Ms Durkin: We have to used the Innovation Review that it referred to as the basis of our discussion with Treasury and I do think it points in certain directions at where we might put emphasis. What I was very pleased to hear that was the Government was committed to science and innovation. There is nothing in that report that is not fundamentally science and innovation. I happen to think of science and innovation in a fairly economically fundamental area because without energy innovation we are not going to have a particularly strong economy in those terms. I think that the Report has indicated in our discussions with Treasury that we need to have certain support beyond relying on the renewable obligations for the whole array of renewable technologies but they need to be timed. The Report showed that onshore wind is economically viable now, offshore wind ought to be reducing costs dramatically by 2010, marine is still very much in the demonstration phase and we may need considerably more government support in three to five years' time than we do now. I think it both amount of supporting and timing that was influenced by that.
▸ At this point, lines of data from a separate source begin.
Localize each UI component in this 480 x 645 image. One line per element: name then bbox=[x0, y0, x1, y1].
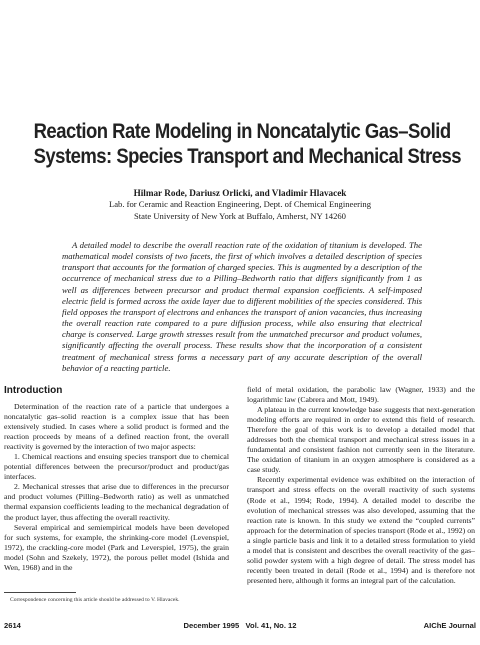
right-column bbox=[247, 385, 475, 586]
page-footer bbox=[4, 621, 476, 633]
issue-info: December 1995 Vol. 41, No. 12 bbox=[183, 621, 297, 630]
section-heading-introduction: Introduction bbox=[4, 385, 63, 396]
paragraph: 1. Chemical reactions and ensuing species transport due to chemical potential differences between the precursor/product and product/gas interfaces. bbox=[4, 452, 229, 482]
paragraph: Recently experimental evidence was exhibited on the interaction of transport and stress effects on the overall reactivity of such systems (Rode et al., 1994; Rode, 1994). A detailed model to describe the evolution of mechanical stresses was also developed, assuming that the reaction rate is known. In this study we extend the “coupled currents” approach for the determination of species transport (Rode et al., 1992) on a single particle basis and link it to a detailed stress formulation to yield a model that is consistent and describes the overall reactivity of the gas–solid powder system with a high degree of detail. The stress model has recently been treated in detail (Rode et al., 1994) and is therefore not presented here, although it forms an integral part of the calculation. bbox=[247, 475, 475, 585]
title-line-2: Systems: Species Transport and Mechanical Stress bbox=[33, 144, 462, 168]
paragraph: Determination of the reaction rate of a particle that undergoes a noncatalytic gas–solid reaction is a complex issue that has been extensively studied. In cases where a solid product is formed and the reaction proceeds by means of a defined reaction front, the overall reactivity is governed by the interaction of two major aspects: bbox=[4, 402, 229, 452]
affiliation-line-1: Lab. for Ceramic and Reaction Engineering, Dept. of Chemical Engineering bbox=[108, 199, 372, 209]
affiliation-line-2: State University of New York at Buffalo, Amherst, NY 14260 bbox=[134, 210, 346, 221]
article-title bbox=[33, 119, 462, 169]
paragraph: field of metal oxidation, the parabolic law (Wagner, 1933) and the logarithmic law (Cabrera and Mott, 1949). bbox=[247, 385, 475, 405]
correspondence-footnote: Correspondence concerning this article should be addressed to V. Hlavacek. bbox=[10, 597, 180, 603]
paragraph: 2. Mechanical stresses that arise due to differences in the precursor and product volumes (Pilling–Bedworth ratio) as well as unmatched thermal expansion coefficients leading to the mechanical degradation of the product layer, thus affecting the overall reactivity. bbox=[4, 482, 229, 522]
affiliation bbox=[0, 199, 480, 222]
abstract: A detailed model to describe the overall reaction rate of the oxidation of titanium is developed. The mathematical model consists of two facets, the first of which involves a detailed description of species transport that accounts for the formation of charged species. This is augmented by a description of the occurrence of mechanical stress due to a Pilling–Bedworth ratio that differs significantly from 1 as well as differences between precursor and product thermal expansion coefficients. A self-imposed electric field is formed across the oxide layer due to different mobilities of the species considered. This field opposes the transport of electrons and enhances the transport of anion vacancies, thus increasing the overall reaction rate compared to a pure diffusion process, while also ensuring that electrical charge is conserved. Large growth stresses result from the unmatched precursor and product volumes, significantly affecting the overall process. These results show that the incorporation of a consistent treatment of mechanical stress forms a necessary part of any accurate description of the overall behavior of a reacting particle. bbox=[62, 240, 422, 373]
journal-name: AIChE Journal bbox=[423, 621, 476, 630]
paragraph: Several empirical and semiempirical models have been developed for such systems, for example, the shrinking-core model (Levenspiel, 1972), the crackling-core model (Park and Leverspiel, 1975), the grain model (Sohn and Szekely, 1972), the porous pellet model (Ishida and Wen, 1968) and in the bbox=[4, 522, 229, 572]
left-column bbox=[4, 402, 229, 573]
paragraph: A plateau in the current knowledge base suggests that next-generation modeling efforts are required in order to extend this field of research. Therefore the goal of this work is to develop a detailed model that addresses both the chemical transport and mechanical stress issues in a fundamental and consistent fashion not currently seen in the literature. The oxidation of titanium in an oxygen atmosphere is considered as a case study. bbox=[247, 405, 475, 475]
footnote-divider bbox=[4, 592, 76, 593]
title-line-1: Reaction Rate Modeling in Noncatalytic Gas–Solid bbox=[33, 119, 451, 143]
author-list: Hilmar Rode, Dariusz Orlicki, and Vladimir Hlavacek bbox=[133, 188, 347, 198]
page-number: 2614 bbox=[4, 621, 21, 630]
Professor Sir David King: Can I just add one comment, in terms of our preparation for the Spending Review 2004 in this area my High Level Energy Group is involved in pulling together all government departments on this issue. We do have a cross departmental approach to the Spending Review Round in terms of energy R&D, and that is quite a big breakthrough.
Q173 Mr Chaytor: Can I ask generally about the DTI approach to the climate change problem which sees market solutions combining with research in new technologies as the chief means of dealing with the threat of climate change, are you both still convinced that the market alone with a modest amount of Government intervention can deliver the solutions we are searching for? What is the role of fiscal measures in alleviating the threat of climate change and in changing human behaviour?
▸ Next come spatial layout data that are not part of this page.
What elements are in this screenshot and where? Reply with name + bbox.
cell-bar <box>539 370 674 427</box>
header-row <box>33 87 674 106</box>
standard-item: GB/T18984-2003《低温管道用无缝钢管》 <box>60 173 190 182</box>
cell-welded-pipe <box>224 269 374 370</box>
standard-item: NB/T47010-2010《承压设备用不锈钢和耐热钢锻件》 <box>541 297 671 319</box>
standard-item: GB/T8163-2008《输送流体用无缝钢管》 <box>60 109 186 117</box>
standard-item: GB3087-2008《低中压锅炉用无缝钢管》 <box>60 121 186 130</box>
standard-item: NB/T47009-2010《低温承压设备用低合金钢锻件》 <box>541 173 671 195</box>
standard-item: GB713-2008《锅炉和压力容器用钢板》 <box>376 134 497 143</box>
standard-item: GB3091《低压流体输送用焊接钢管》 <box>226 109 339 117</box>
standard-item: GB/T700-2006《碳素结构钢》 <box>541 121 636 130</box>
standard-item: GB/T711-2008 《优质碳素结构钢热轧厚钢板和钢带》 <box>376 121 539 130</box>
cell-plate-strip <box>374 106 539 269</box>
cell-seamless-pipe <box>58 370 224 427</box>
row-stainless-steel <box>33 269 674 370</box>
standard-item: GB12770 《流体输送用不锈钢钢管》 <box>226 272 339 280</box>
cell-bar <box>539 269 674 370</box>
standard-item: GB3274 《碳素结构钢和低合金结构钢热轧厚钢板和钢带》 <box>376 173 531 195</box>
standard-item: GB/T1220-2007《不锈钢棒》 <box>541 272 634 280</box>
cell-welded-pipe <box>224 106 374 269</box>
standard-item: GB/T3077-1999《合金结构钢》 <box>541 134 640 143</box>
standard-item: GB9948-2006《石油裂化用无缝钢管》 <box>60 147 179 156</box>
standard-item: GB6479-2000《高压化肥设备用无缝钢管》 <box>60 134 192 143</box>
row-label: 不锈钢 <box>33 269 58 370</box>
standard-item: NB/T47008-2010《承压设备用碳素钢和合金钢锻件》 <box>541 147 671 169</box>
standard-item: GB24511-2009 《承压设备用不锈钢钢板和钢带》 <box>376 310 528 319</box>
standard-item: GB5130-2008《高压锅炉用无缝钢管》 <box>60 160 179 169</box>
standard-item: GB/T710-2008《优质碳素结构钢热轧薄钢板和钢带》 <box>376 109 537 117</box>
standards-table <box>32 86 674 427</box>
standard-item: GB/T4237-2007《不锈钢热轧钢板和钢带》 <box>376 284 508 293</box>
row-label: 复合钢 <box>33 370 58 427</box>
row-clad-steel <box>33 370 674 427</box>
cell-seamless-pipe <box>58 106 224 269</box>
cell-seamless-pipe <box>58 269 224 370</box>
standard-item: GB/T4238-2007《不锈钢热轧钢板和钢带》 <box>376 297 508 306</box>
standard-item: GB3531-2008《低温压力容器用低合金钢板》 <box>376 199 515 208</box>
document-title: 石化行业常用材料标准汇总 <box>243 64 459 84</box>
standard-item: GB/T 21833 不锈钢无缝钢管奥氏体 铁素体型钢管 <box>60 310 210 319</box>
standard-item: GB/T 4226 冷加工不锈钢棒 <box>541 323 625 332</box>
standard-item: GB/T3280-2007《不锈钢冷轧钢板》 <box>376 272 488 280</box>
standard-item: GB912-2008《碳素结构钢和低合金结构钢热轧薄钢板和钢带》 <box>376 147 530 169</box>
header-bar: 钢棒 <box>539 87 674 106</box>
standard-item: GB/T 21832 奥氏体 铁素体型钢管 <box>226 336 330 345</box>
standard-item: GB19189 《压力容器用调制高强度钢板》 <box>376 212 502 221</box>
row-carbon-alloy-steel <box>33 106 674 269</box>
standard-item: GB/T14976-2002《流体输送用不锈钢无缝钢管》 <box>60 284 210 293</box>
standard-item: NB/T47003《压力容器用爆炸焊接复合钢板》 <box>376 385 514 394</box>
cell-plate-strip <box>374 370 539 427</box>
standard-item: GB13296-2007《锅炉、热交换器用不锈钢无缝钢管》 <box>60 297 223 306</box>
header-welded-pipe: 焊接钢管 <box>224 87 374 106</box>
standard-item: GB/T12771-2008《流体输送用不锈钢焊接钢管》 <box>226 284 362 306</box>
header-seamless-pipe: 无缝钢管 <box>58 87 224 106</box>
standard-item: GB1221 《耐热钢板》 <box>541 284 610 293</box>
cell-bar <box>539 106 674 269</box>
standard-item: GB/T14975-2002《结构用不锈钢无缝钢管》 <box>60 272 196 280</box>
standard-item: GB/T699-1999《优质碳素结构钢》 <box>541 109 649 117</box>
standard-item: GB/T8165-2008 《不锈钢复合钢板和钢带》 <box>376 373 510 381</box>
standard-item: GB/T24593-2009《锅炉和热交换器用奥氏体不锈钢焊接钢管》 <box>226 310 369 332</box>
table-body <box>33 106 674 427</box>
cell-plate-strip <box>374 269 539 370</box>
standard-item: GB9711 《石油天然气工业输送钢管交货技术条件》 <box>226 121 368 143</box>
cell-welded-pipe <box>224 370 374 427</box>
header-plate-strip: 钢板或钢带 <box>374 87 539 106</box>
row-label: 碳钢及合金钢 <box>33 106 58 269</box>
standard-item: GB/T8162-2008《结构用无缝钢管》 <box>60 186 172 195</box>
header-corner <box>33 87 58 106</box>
Ms Durkin: From the energy industries I would observe that it is not a question of the market alone in any sense, it is a fairly regulated market. All the influence that Ofgem has in terms of how the market develops will make a difference and Government policy makes a big difference so it is not a laissez faire approach to the market. In terms of the market responding to the challenges set by the Ofgem structures and Government policy I have been very surprised in the last two years at just how rapidly the market has been able to respond and with what enthusiasm it has responded. I think currently as long as we get the policies right and get the incentives right I am confident that the market response in the energy field will be positive in the next 10 to 15 years.
Professor Sir David King: I have always argued that in terms of our energy research - again this corresponds with the answer I gave earlier on a different question - we need to be looking at research and development across the whole board, including fiscal policy, to drive the right behaviour.
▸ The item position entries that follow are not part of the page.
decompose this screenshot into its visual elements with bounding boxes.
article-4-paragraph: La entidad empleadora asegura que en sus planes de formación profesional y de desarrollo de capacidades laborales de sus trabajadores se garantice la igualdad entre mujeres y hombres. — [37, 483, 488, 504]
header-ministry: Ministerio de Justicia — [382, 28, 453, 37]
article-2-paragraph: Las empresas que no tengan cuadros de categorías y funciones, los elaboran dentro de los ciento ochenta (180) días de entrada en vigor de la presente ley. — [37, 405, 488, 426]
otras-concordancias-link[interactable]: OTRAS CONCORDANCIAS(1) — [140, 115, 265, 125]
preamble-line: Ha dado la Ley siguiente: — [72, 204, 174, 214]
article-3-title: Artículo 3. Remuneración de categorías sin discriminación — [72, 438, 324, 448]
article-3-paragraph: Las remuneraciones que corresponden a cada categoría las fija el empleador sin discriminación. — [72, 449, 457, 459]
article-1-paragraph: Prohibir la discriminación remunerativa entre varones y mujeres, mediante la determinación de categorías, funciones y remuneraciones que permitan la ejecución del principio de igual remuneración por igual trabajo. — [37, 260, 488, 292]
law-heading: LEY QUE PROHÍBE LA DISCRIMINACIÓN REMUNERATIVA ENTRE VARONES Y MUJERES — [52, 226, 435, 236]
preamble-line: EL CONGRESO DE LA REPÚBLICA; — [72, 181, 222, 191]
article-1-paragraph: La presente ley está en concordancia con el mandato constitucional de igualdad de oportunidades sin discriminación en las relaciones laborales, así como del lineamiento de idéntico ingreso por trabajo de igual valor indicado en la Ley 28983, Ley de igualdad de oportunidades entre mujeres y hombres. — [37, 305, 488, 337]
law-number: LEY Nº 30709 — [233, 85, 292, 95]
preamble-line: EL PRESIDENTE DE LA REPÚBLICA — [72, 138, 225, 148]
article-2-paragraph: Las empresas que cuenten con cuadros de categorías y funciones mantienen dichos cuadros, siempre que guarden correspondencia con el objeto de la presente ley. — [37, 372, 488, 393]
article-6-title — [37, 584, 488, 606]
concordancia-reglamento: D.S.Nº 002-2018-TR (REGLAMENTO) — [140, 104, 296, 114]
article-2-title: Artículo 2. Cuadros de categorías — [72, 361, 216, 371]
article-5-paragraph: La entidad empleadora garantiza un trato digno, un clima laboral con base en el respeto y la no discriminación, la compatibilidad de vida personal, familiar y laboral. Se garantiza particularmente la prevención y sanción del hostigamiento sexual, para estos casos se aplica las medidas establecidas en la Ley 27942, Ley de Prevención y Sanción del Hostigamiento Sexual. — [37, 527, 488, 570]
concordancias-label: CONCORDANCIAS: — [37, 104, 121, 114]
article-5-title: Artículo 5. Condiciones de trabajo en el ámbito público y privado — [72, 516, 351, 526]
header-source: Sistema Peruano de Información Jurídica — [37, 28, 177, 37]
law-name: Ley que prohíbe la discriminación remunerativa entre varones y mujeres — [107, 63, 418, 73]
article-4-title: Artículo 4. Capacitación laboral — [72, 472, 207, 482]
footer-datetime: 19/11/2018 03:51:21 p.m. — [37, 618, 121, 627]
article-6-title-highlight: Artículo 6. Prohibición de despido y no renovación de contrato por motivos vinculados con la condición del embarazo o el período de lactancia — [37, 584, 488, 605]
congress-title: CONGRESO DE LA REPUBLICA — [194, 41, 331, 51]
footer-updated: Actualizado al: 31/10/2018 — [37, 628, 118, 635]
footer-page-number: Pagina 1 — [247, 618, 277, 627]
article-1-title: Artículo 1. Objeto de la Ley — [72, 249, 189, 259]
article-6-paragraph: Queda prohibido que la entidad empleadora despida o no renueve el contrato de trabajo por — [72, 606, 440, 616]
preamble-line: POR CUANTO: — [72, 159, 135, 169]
Q174 Mr Chaytor: Have we got the right fiscal framework now or does that need further refinement?
Professor Sir David King: I think that when I say we need more research in that area the implication is that we can always do better. Yes, I think it could yet be improved. We have to see, for example, when the Carbon Trading comes on board in Europe how that impacts on our own development.
Q175 Chairman: Thank you very much indeed, Sir David, indeed both of you, this has been a fascinating session. We may have a few more questions, if we may we will put them in writing to you. Thank you very much it has been fascinating, as ever, with these issues. It seems that the problem, indeed possible catastrophic problems have been identified and the solutions are painfully slow in coming forward, it is not entirely reassuring but it has been very interesting.
Professor Sir David King: Chairman, thank you. I hope that your comments do not mean that. You have not taken on board that Britain is taking the world leading position on this issue.